I believe the core principles that all Americans are likely to agree upon are individual freedom, self-determination, personal responsibility, and the preservation of our great nation. These are principles that will remain fresh at all times, as they are fundamentally grounded.

Conservatives need to respond to today's growing public anxiety over middle-class wage stagnation and growing income inequality, and not just produce redundant policies that are plainly intended more for looks than as real solutions. This will require conservatives to work outside their comfort zones. Their whole philosophy seems to be built on the idea that only their perspective is true and right, and all else are lies from the pit of hell. They are conceived by the electorate as insulating themselves in a cloak of impenetrable propaganda, which reinforces their superiority (the "real Americans") and their righteousness.

As a nation we are not going to make any progress on our biggest problems without a compromise between the center-right and the center-left.

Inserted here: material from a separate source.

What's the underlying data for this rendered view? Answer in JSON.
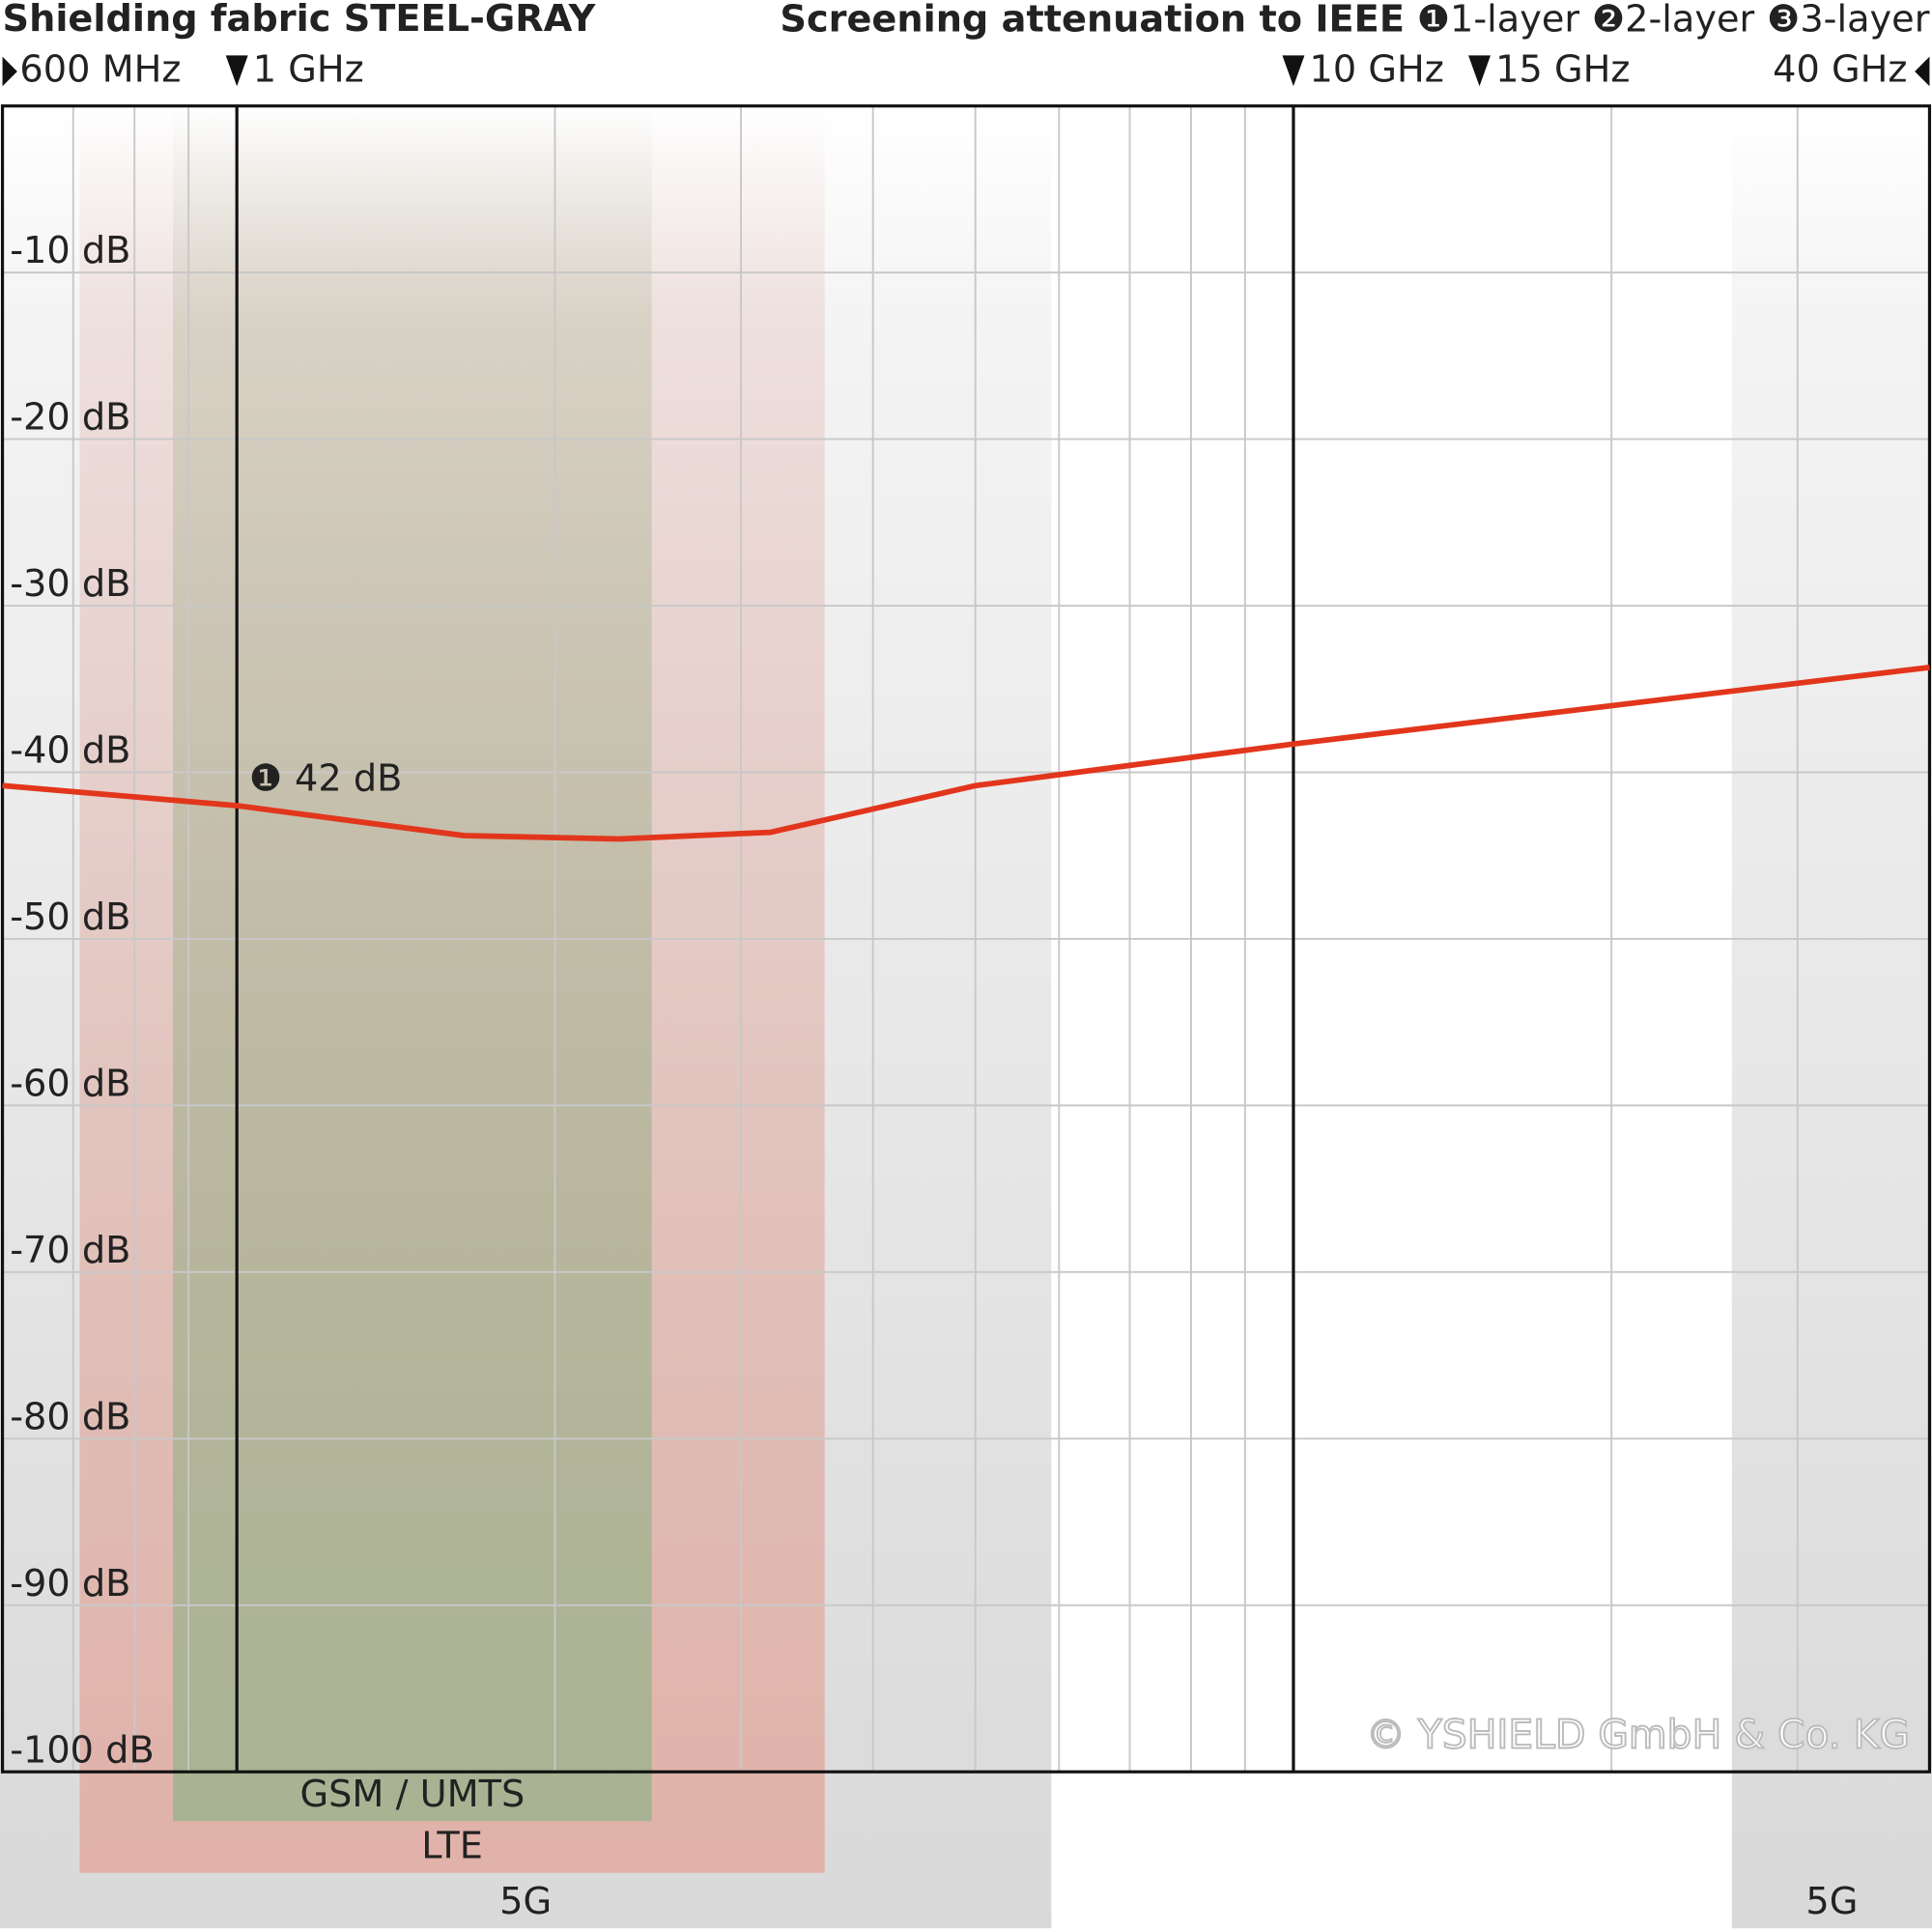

But for this to happen, we need the center-right conservatives, not the radical right to be running the G.O.P.

A divided Republican Party cannot win a major election. It's not that Democrats achieve more, or even less than what they promised, it's simply that the Republicans are set to achieve even less. The divisions within the party are holding it back. A Republican Party capable of standing on a conservative fiscal platform without alienating socially progressive voters would handily win over independents, moderates, and a large portion of the American electorate from the Democrats. Republicans in 2016 need a candidate to unite the party on the issues, both foreign and domestic, rather than polarizing it.

While maligning the president must make him feel good, Earle can spare us the dramatic recitation of his scripted outrage about a "divisive president." Republicans have divided the nation into what they perceive are "makers" and "government dependent takers." Does anyone recall them writing off "47 percent" of the American public in 2012? What will the percentage be in 2016? And as far as the Middle East is concerned, apparently Earle has forgotten which administration jumped in with both feet — where are those weapons of mass destruction?

Rather than the frenzied finger pointing, Earle and friends would better serve the conservative cause by promoting an environment dedicated to quality principled candidates that can advance conservative policies and their agenda.